Merchants and service providers are required to comply with the Payment Card Industry Data Security Standard (PCI DSS), which represents a set of guidelines for securing card data. If a business is found to be noncompliant, it can suffer considerable repercussions.
Despite this, the Verizon 2014 PCI Compliance Report revealed that in 2013 only 11.1% of organisations fully complied with the requirements of the PCI DSS, and only one in five organisations came close to complying and passed 95%+ of controls.
Moreover, organisations must meet the 1 January 2015 deadline for complying with version 3 of the PCI DSS (version 2 is being retired on 31 December 2014). The new version stipulates that compliance monitoring should be an ongoing project.
There are a few key areas you should focus on when complying with the Standard.
1. Reduce the cardholder data environment
It has long been recommended that the scope of the cardholder data environment is reduced to simplify implementation of the PCI DSS. Scope reduction can be achieved through a number of methodologies, including network segmentation.
For further guidance on how to achieve this, download the free green paper: PCI DSS: Reducing the cardholder data environment.
2. Create the necessary documentation
Writing documents may be regarded as a ‘tedious’ or ‘time consuming’ task, but it is an essential aspect of any information security management system. Organisations need to know where cardholder data sits within their infrastructure, who has access to it and what layers of protection are being applied. The relevant policies and processes should be documented, implemented and kept up-to-date. Using pre-written PCI DSS document templates will help save time and resource while ensuring the most important processes are documented and updated.
3. Develop a penetration testing methodology
PCI DSS v3 makes it clear that organisations need to test segmentation of their cardholder data on their network as part of internal penetration testing. Additionally, organisations are required to have a methodology for penetration testing based on industry-accepted approaches, and ensure that testing is conducted across the entire CDE perimeter and critical systems. Companies must specify retention of penetration testing results and the results of remediation activities.
4. Educate your employees
Ensure that your employees are aware of their responsibility to protect customers’ cardholder data and the procedures in place to do so. PCI DSS v3.0 clarifies the requirements for password education, in addition to changes in the requirements involving passwords and authentication. At the same time, new requirements on providing point-of-sale security training and education aim to improve the security of card transactions.

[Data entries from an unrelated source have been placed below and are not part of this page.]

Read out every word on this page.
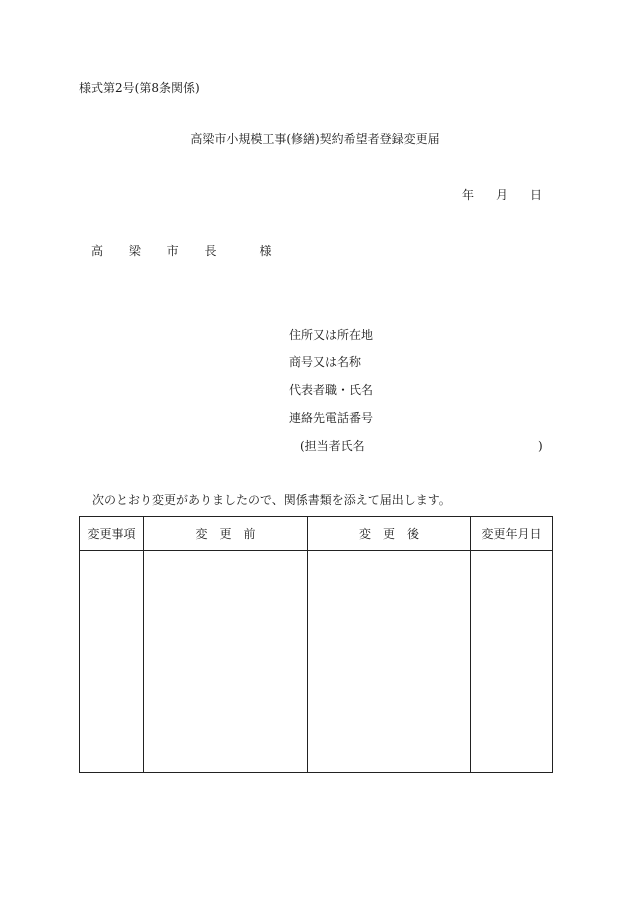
様式第2号(第8条関係)
高梁市小規模工事(修繕)契約希望者登録変更届
年 月 日
高 梁 市 長	様
住所又は所在地
商号又は名称
代表者職・氏名
連絡先電話番号
(担当者氏名	)
次のとおり変更がありましたので、関係書類を添えて届出します。
変更事項	変更前	変更後	変更年月日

Web-based PCI DSS e-learning can help to increase employees’ awareness of the PCI DSS requirements, and to provide clear and simple explanations of what companies and individual employees must do to meet the requirements of the current version (v3.0) of the Standard.
5. Ensure you nurture PCI skills internally
In order for your organisation to monitor compliance on an ongoing basis and perform daily PCI tasks, you need to train people within your team. Look at this as an investment rather than an expense, given the importance of security for your organisation and the potential financial and reputation damage that could result from a breach. You need people whose skills and knowledge you can trust.
Attending a PCI DSS v3 SAQ Workshop will help you complete the new PCI DSS v3 self-assessment questionnaires (SAQs). The PCI DSS Lead Implementer course, meanwhile, will ensure you develop the practical skills required to comply with the Standard.
6. Clarify the relationship between merchants and service providers
Requirement 12.8.5 of PCI DSS v3 mandates maintaining information describing which PCI DSS requirements are managed by each service provider, and which are managed by the organisation itself. This means ensuring that the point where the responsibility for protection of cardholder details moves from the merchant to the service provider is recorded and agreed between the merchant and the service provider, reducing misunderstandings.
7. Appoint a PCI QSA company
There’s no doubt that complying with the PCI DSS for the first time or maintaining compliance isn’t an easy project. Even if you can rely on internal resources, there will be instances when you may need help with certain aspects of the project. Rather than ignoring the problems, or handling them incorrectly, it’s better to seek professional help – after all, your company’s security is at stake. Therefore, look to appoint a PCI QSA company you trust that is able to provide ongoing support as and when you need it.